I’m sitting in a big upholstered chair at The Book Cellar, a stack of children’s books in my lap. Tears streaming down my cheeks – red from the warmth inside.
There is a discussion panel about the Arab Spring just a few feet away from me. Every seat is filled – except for mine, tucked away at the end of the stacks. A couple of people are standing.
I’m supposed to be choosing a gift for my friend Clover’s yet-to-be-born baby. Her friends are throwing her a shower this weekend. And she and Andy have asked guests to bring a book for the baby’s library. I’m pretty sure I’ve chosen hers – Friends, by Eric Carle’s. The words are simple, the illustrations lush. I think about our friendship. That my wish for her child is to have a friendship like ours.
On the inside back cover is a photograph of Carle and his friend.

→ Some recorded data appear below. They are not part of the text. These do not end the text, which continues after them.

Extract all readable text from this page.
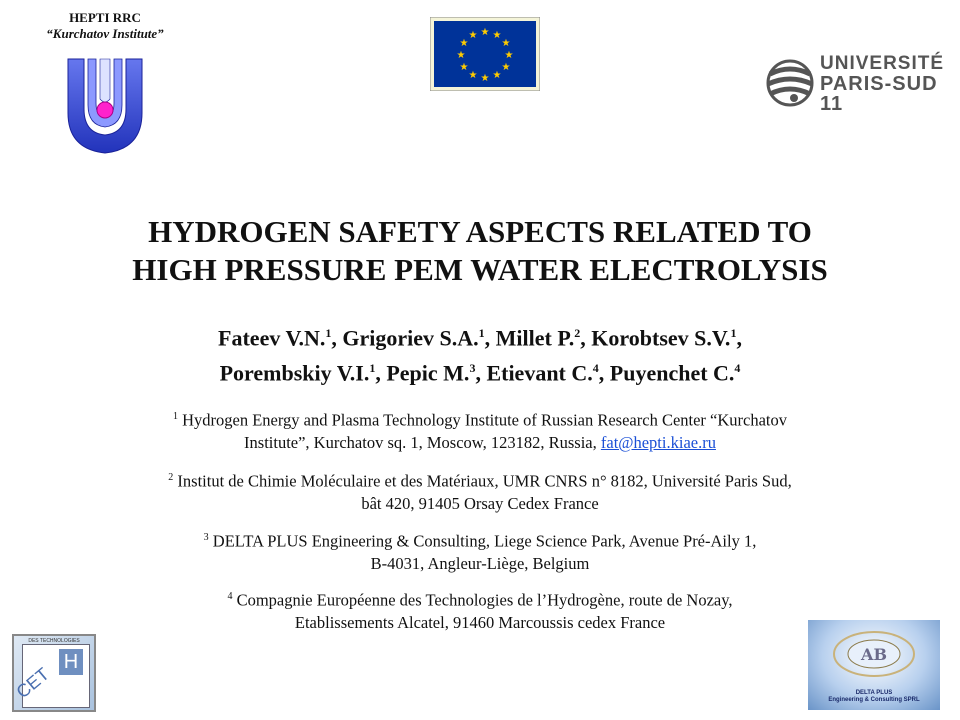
HEPTI RRC
“Kurchatov Institute”	★ ★
★
★
★
★
★
★
★
★
★
★
UNIVERSITÉ
PARIS-SUD 11
HYDROGEN SAFETY ASPECTS RELATED TO
HIGH PRESSURE PEM WATER ELECTROLYSIS
Fateev V.N.$^1$, Grigoriev S.A.$^1$, Millet P.$^2$, Korobtsev S.V.$^1$,
Porembskiy V.I.$^1$, Pepic M.$^3$, Etievant C.$^4$, Puyenchet C.$^4$
$^1$ Hydrogen Energy and Plasma Technology Institute of Russian Research Center “Kurchatov
Institute”, Kurchatov sq. 1, Moscow, 123182, Russia, fat@hepti.kiae.ru
$^2$ Institut de Chimie Moléculaire et des Matériaux, UMR CNRS n° 8182, Université Paris Sud,
bât 420, 91405 Orsay Cedex France
$^3$ DELTA PLUS Engineering & Consulting, Liege Science Park, Avenue Pré-Aily 1,
B-4031, Angleur-Liège, Belgium
$^4$ Compagnie Européenne des Technologies de l’Hydrogène, route de Nozay,
Etablissements Alcatel, 91460 Marcoussis cedex France
DES TECHNOLOGIES
H
CET
AB
DELTA PLUS
Engineering & Consulting SPRL
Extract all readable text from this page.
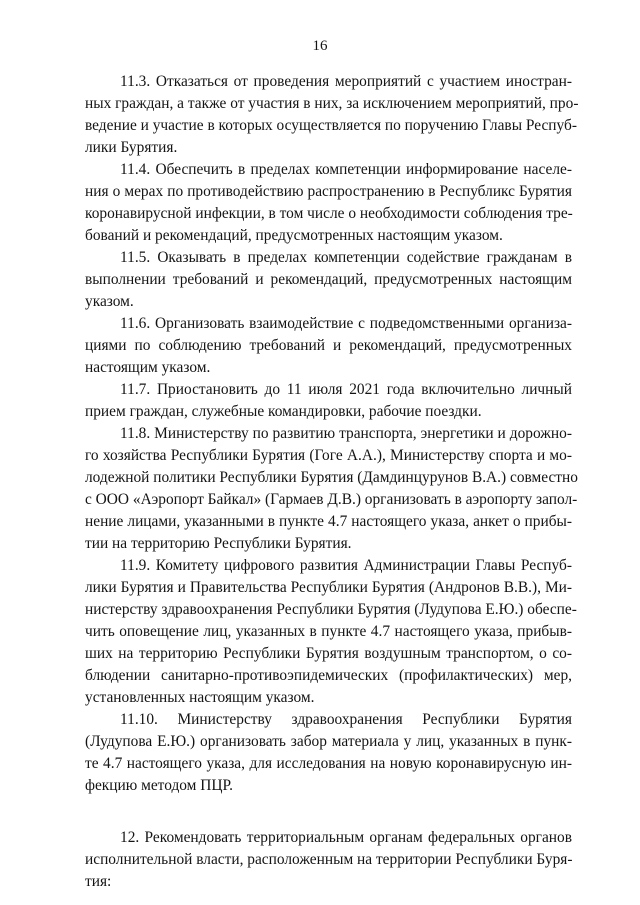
16
11.3. Отказаться от проведения мероприятий с участием иностран-
ных граждан, а также от участия в них, за исключением мероприятий, про-
ведение и участие в которых осуществляется по поручению Главы Респуб-
лики Бурятия.
11.4. Обеспечить в пределах компетенции информирование населе-
ния о мерах по противодействию распространению в Республикс Бурятия
коронавирусной инфекции, в том числе о необходимости соблюдения тре-
бований и рекомендаций, предусмотренных настоящим указом.
11.5. Оказывать в пределах компетенции содействие гражданам в
выполнении требований и рекомендаций, предусмотренных настоящим
указом.
11.6. Организовать взаимодействие с подведомственными организа-
циями по соблюдению требований и рекомендаций, предусмотренных
настоящим указом.
11.7. Приостановить до 11 июля 2021 года включительно личный
прием граждан, служебные командировки, рабочие поездки.
11.8. Министерству по развитию транспорта, энергетики и дорожно-
го хозяйства Республики Бурятия (Гоге А.А.), Министерству спорта и мо-
лодежной политики Республики Бурятия (Дамдинцурунов В.А.) совместно
с ООО «Аэропорт Байкал» (Гармаев Д.В.) организовать в аэропорту запол-
нение лицами, указанными в пункте 4.7 настоящего указа, анкет о прибы-
тии на территорию Республики Бурятия.
11.9. Комитету цифрового развития Администрации Главы Респуб-
лики Бурятия и Правительства Республики Бурятия (Андронов В.В.), Ми-
нистерству здравоохранения Республики Бурятия (Лудупова Е.Ю.) обеспе-
чить оповещение лиц, указанных в пункте 4.7 настоящего указа, прибыв-
ших на территорию Республики Бурятия воздушным транспортом, о со-
блюдении санитарно-противоэпидемических (профилактических) мер,
установленных настоящим указом.
11.10. Министерству здравоохранения Республики Бурятия
(Лудупова Е.Ю.) организовать забор материала у лиц, указанных в пунк-
те 4.7 настоящего указа, для исследования на новую коронавирусную ин-
фекцию методом ПЦР.
12. Рекомендовать территориальным органам федеральных органов
исполнительной власти, расположенным на территории Республики Буря-
тия:
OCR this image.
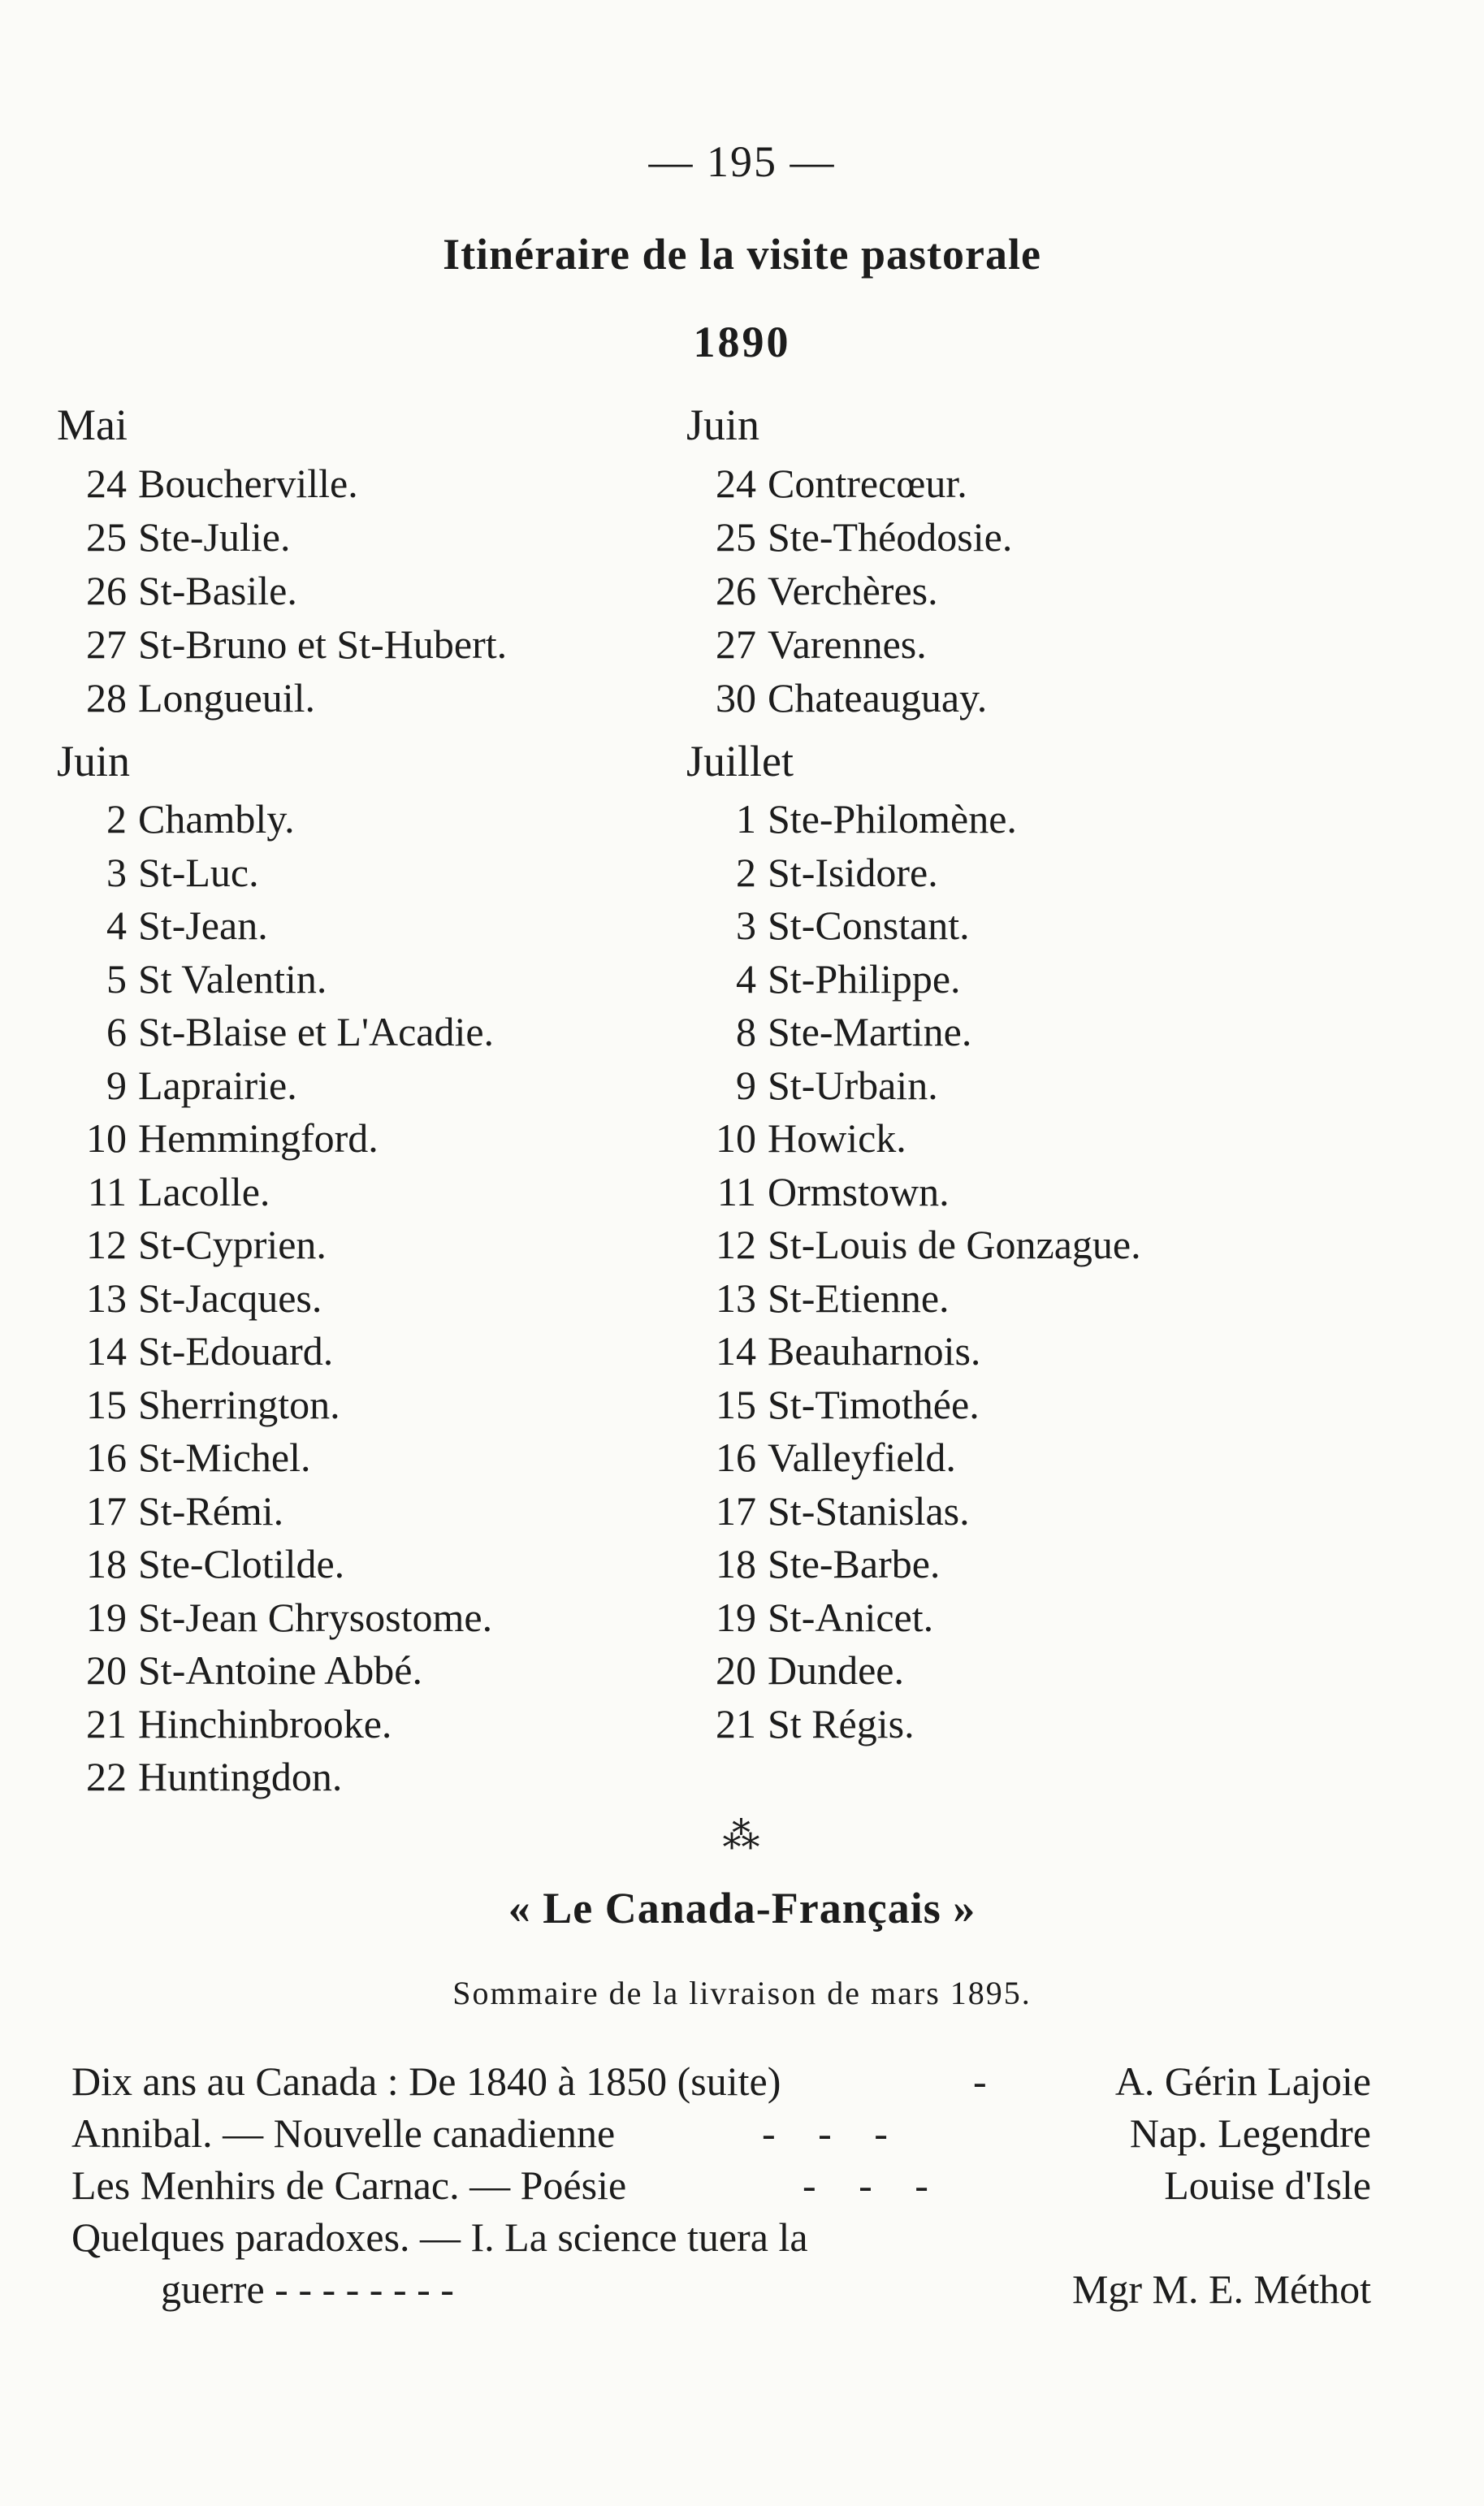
— 195 —
Itinéraire de la visite pastorale
1890
Mai
24 Boucherville.
25 Ste-Julie.
26 St-Basile.
27 St-Bruno et St-Hubert.
28 Longueuil.
Juin
2 Chambly.
3 St-Luc.
4 St-Jean.
5 St Valentin.
6 St-Blaise et L'Acadie.
9 Laprairie.
10 Hemmingford.
11 Lacolle.
12 St-Cyprien.
13 St-Jacques.
14 St-Edouard.
15 Sherrington.
16 St-Michel.
17 St-Rémi.
18 Ste-Clotilde.
19 St-Jean Chrysostome.
20 St-Antoine Abbé.
21 Hinchinbrooke.
22 Huntingdon.
Juin
24 Contrecœur.
25 Ste-Théodosie.
26 Verchères.
27 Varennes.
30 Chateauguay.
Juillet
1 Ste-Philomène.
2 St-Isidore.
3 St-Constant.
4 St-Philippe.
8 Ste-Martine.
9 St-Urbain.
10 Howick.
11 Ormstown.
12 St-Louis de Gonzague.
13 St-Etienne.
14 Beauharnois.
15 St-Timothée.
16 Valleyfield.
17 St-Stanislas.
18 Ste-Barbe.
19 St-Anicet.
20 Dundee.
21 St Régis.
⁂
« Le Canada-Français »
Sommaire de la livraison de mars 1895.
Dix ans au Canada : De 1840 à 1850 (suite)	-	A. Gérin Lajoie
Annibal. — Nouvelle canadienne	- - -	Nap. Legendre
Les Menhirs de Carnac. — Poésie	- - -	Louise d'Isle
Quelques paradoxes. — I. La science tuera la
guerre - - - - - - - -	Mgr M. E. Méthot
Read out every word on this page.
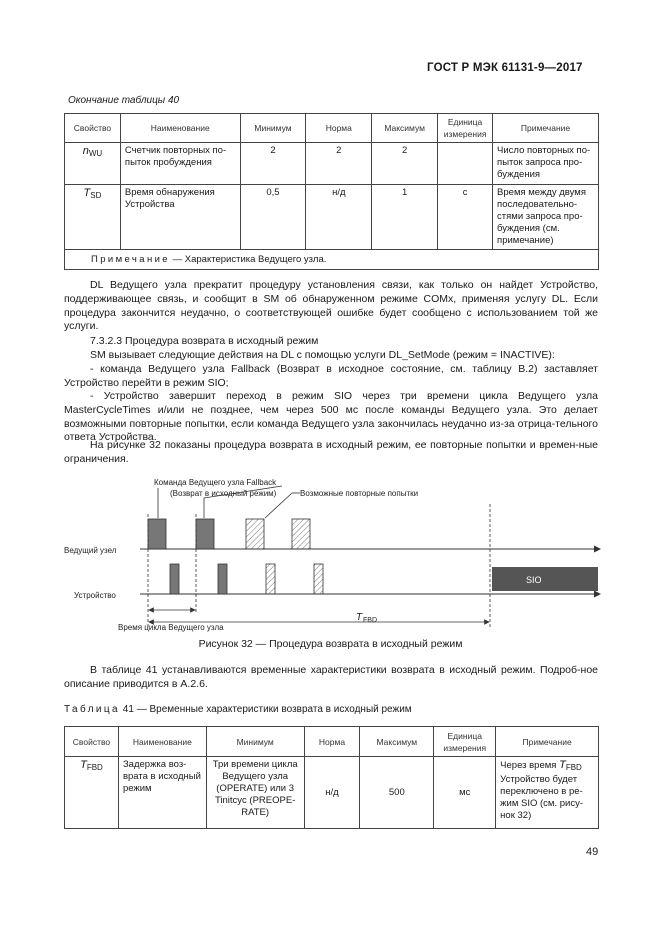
ГОСТ Р МЭК 61131-9—2017
Окончание таблицы 40
Свойство	Наименование	Минимум	Норма	Максимум	Единица измерения	Примечание
$n_{WU}$	Счетчик повторных по-пыток пробуждения	2	2	2		Число повторных по-пыток запроса про-буждения
$T_{SD}$	Время обнаружения Устройства	0,5	н/д	1	с	Время между двумя последовательно-стями запроса про-буждения (см. примечание)
Примечание — Характеристика Ведущего узла.						
DL Ведущего узла прекратит процедуру установления связи, как только он найдет Устройство, поддерживающее связь, и сообщит в SM об обнаруженном режиме COMx, применяя услугу DL. Если процедура закончится неудачно, о соответствующей ошибке будет сообщено с использованием той же услуги.
7.3.2.3 Процедура возврата в исходный режим
SM вызывает следующие действия на DL с помощью услуги DL_SetMode (режим = INACTIVE):
- команда Ведущего узла Fallback (Возврат в исходное состояние, см. таблицу B.2) заставляет Устройство перейти в режим SIO;
- Устройство завершит переход в режим SIO через три времени цикла Ведущего узла MasterCycleTimes и/или не позднее, чем через 500 мс после команды Ведущего узла. Это делает возможными повторные попытки, если команда Ведущего узла закончилась неудачно из-за отрица-тельного ответа Устройства.
На рисунке 32 показаны процедура возврата в исходный режим, ее повторные попытки и времен-ные ограничения.
Команда Ведущего узла Fallback
(Возврат в исходный режим)	Возможные повторные попытки
Ведущий узел
Устройство
SIO
Время цикла Ведущего узла
T FBD
Рисунок 32 — Процедура возврата в исходный режим
В таблице 41 устанавливаются временные характеристики возврата в исходный режим. Подроб-ное описание приводится в А.2.6.
Таблица 41 — Временные характеристики возврата в исходный режим
Свойство	Наименование	Минимум	Норма	Максимум	Единица измерения	Примечание
$T_{FBD}$	Задержка воз-врата в исходный режим	Три времени цикла Ведущего узла (OPERATE) или 3 Tinitcyc (PREOPE-RATE)	н/д	500	мс	Через время $T_{FBD}$ Устройство будет переключено в ре-жим SIO (см. рису-нок 32)
49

They are three-years old. The month it is taken is written in German, by his mother. Carle never saw his friend again. “I often wonder what happened to him,” he writes.
I think about people leaving and having no say in the matter. Powerless. My adoption shit is all stirred up.
I am reading The Velveteen Rabbit. I sort of know the story – my friend Rachel used to reference it, talking about being real and having all the fur loved off of you. But I don’t think I ever actually read it. Or had it read to me. Until now.
“ ‘What is REAL?’ asked the Rabbit one day…’Does it mean having things that buzz inside you and a stick-out handle?’ “
“ ‘Real isn’t how you are made,’ said the Skin Horse. (Named for his bald brown coat and missing hairs of his tail.) ‘It’s a thing that happens to you. When a child loves you for a long, long time, not just to play with, but REALLY loves you, then you become Real.”
Loves you for a long, long time, not just to play with…I let the words wash over me.
“ ‘Does it hurt?’ asked the Rabbit.”
Yes, I whisper, to no one in particular.
“ ‘Sometimes,’ said the Skin Horse, for he was always truthful. ‘When you are Real you don’t mind being hurt.’ “
“ ‘Does it happen all at once, like being wound up,’ he asked, ‘or bit by bit?’ ”
All at once. Wound up. That is my history – mostly. All in love. Insanely inside one another’s skin. Until now. I’ve been getting to know some new someones, bit by bit. It is new.
“ ‘It doesn’t happen all at once…You become. It takes a long time.’ “
“ ‘That’s why it doesn’t often happen to people who break easily or have sharp edges, or who have to be carefully kept.
So we don’t all become real?
Do I break easily? Because I cry easily. Because I hurt easily. I decide that it is not the same thing. Although pieces have certainly chipped off in transit. I am soft, at times ridiculously so, free of sharp edges. And despite my seemingly fragile nature, I do not have to be carefully kept.
“ ‘Generally, by the time you are Real, most of your hair has been loved off, and your eyes drop out and you get loose in the joints and very shabby. But these things don’t matter at all because once you are Real you can’t be ugly, except to people who don’t understand.
“…but once you are Real you can’t become unreal again. It lasts for always.’ ”
Yes. I think so.
Except for when I am not. Not Real. Twisting myself inside out to be who I think you want me to be so that you will love me. It is more infrequent now. Subtle. But it still happens. Awful.
The way I make myself small, without even knowing it, so you won’t feel overwhelmed by me. My desires. My needs. My emotions. I found myself doing it today. Unconscious. Until I wasn’t.
“How sick to be small and to sit by and wait until you can accept more of me,” I wrote in my notebook.
“The Rabbit sighed. He thought it would be a long time before this magic called Real happened to him. He longed to become Real, to know what it felt like; and yet the idea of growing shabby and losing his eyes and whiskers was rather sad. He wished that he could become it without these uncomfortable things happening to him.”
Me too. But so far, these “uncomfortable things” have been the wellspring of change in my life.
I remember once saying to my girlfriend Julie, having again gained back all of the weight I had lost and then some, that if someone could wave a wand and make me a healthy weight, I was certain this time I would maintain it.
I doubt it.
The Rabbit does become Real. Not just to the child who plays with him, but to everyone. Real with real hind legs – no longer made from just a single piece of fabric – the kind that allow him to jump without the boy tossing him in the air.
And one day, when Autumn became Winter became Spring, the Rabbit saw the boy again – playing in the woods.
“ ‘Why, he looks just like my old Bunny that was lost when I had scarlet fever!’
But he never knew that it really was his own Bunny, come back to look at the child who had first helped him to be Real.”
Come back to look at the child…yes, sometimes they come back. High-school friends I never really knew. Birth parents. And old boyfriends – 18-plus years later – just to say they are sorry.
I pick up both books and take them to the register. I have one gift wrapped for Clover’s baby. The other I keep for me – the one with most of her hair loved off.